Just as the leper was full of leprosy, so we are full of sin. And yet just as the leper was made clean of all his leprosy, so the blood of Jesus purifies us from all sin. The price Jesus paid at the cross was more than sufficient to pay for all your sins. If you confess your sins, he is faithful and just and will forgive your sins and purify you from all unrighteousness.

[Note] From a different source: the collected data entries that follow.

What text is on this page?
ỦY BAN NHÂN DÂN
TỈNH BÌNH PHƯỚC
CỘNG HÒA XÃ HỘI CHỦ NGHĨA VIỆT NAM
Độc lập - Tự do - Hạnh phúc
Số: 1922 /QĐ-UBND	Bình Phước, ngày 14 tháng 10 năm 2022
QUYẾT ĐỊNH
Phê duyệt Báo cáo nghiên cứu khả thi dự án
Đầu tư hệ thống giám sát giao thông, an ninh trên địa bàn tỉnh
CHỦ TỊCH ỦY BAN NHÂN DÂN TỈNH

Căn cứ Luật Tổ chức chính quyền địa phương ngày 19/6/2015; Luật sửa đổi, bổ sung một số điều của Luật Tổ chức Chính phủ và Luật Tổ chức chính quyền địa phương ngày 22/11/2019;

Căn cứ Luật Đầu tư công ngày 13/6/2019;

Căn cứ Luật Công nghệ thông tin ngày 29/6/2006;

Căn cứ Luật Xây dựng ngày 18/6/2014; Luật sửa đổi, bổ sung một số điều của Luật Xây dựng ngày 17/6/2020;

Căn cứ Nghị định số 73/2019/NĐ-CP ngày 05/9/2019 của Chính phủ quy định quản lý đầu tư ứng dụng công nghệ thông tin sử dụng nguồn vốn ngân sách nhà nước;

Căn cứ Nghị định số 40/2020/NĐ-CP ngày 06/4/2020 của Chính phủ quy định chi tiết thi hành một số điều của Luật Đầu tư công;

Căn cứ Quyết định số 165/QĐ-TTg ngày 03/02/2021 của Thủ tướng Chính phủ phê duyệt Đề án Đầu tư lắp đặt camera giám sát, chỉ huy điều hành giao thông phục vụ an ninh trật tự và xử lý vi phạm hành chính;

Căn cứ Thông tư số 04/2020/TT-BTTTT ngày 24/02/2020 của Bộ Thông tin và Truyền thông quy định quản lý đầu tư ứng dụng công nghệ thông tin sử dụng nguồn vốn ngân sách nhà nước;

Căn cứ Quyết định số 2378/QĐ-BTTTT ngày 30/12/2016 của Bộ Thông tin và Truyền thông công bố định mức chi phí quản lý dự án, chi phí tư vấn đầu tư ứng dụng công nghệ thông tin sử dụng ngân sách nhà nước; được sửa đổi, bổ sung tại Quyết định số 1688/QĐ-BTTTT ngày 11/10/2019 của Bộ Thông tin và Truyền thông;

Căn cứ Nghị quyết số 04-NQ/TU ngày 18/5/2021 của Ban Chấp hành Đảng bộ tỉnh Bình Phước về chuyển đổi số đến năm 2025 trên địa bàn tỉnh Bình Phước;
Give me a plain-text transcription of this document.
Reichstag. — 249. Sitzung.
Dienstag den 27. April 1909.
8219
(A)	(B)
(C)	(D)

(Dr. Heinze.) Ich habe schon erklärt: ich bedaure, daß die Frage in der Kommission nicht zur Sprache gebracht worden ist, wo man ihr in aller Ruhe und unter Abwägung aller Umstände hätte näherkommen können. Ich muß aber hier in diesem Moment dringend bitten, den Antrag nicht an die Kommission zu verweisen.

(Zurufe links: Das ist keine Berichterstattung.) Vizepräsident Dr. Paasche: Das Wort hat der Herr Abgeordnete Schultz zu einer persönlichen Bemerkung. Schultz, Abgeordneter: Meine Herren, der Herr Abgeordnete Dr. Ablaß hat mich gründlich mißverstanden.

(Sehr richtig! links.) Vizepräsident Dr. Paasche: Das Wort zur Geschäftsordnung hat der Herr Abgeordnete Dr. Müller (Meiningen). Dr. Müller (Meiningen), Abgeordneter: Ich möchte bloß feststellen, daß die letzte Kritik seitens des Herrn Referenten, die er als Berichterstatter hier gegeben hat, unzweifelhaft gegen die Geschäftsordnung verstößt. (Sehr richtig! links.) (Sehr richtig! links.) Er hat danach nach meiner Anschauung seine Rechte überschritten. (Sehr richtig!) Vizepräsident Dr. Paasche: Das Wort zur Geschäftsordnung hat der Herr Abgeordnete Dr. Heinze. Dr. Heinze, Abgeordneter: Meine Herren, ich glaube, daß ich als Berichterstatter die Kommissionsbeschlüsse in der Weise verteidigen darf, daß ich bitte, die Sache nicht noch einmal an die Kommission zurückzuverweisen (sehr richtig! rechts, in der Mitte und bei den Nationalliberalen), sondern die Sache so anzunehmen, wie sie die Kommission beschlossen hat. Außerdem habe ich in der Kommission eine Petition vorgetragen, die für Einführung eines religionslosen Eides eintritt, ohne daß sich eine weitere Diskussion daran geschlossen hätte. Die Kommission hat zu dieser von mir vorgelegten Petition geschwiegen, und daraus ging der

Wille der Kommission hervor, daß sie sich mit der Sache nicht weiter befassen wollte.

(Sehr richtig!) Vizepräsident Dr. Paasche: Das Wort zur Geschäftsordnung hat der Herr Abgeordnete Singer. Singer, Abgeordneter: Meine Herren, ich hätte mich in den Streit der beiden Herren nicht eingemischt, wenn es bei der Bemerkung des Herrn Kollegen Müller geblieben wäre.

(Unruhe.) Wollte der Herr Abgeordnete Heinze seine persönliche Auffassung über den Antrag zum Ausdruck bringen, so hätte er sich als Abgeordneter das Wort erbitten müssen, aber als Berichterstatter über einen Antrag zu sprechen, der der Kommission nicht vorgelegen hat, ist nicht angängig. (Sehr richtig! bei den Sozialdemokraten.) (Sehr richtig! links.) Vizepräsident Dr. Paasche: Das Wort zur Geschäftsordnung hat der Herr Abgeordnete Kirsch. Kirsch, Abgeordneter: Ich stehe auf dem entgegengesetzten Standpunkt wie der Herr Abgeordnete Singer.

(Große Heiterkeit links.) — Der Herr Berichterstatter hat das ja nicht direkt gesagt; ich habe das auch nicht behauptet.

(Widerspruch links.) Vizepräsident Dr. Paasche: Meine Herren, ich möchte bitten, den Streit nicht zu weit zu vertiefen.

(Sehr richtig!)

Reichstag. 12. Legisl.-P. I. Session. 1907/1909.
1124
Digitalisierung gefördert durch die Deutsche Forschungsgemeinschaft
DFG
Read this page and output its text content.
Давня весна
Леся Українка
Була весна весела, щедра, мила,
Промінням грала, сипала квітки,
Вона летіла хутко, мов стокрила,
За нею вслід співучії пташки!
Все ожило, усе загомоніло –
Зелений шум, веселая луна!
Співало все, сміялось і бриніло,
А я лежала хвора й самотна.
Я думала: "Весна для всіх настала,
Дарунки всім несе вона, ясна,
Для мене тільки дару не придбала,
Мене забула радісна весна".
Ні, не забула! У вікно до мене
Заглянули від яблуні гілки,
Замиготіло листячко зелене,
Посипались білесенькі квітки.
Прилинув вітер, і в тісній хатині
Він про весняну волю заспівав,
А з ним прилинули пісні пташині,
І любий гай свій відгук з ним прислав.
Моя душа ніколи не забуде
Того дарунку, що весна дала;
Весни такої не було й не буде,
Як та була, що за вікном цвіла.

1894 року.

   C. Nothing impure will ever enter the gates of heaven
      – Revelation 21:27

And then finally the Bible tells us that nothing impure will ever enter the gates of heaven. We read this about heaven in Revelation 21:27: “Nothing impure will ever enter it, nor will anyone who does what is shameful or deceitful, but only those whose names are written in the Lamb’s book of life.” (Revelation 21:27)

Just like the leper, we cannot clean ourselves. Only Jesus has the power to make you clean from sin. Only Jesus has the power to make you clean for heaven.

CONCLUSION: The leper was full of leprosy, and you and I are full of sin. The only question remaining is, “Will we come to Jesus for healing just as the leper did?”

Like the leper our situation is hopeless apart from Christ. The leper believed Jesus could heal him personally. Do you believe Jesus can forgive your sin? Not just forgive sin, but forgive you? And not just forgive you, but make you clean, to cleanse you from all unrighteousness, to make you completely clean in his sight?

Jesus has the power to make clean. And when you come to Jesus in faith believing, he will never turn you away. When you come to Christ saying, “If you want to, you can make me clean,” Jesus will respond every time: “Of course, I want to! Be clean!” And then, miraculously, you are! That is the power and love of Christ for you and for me.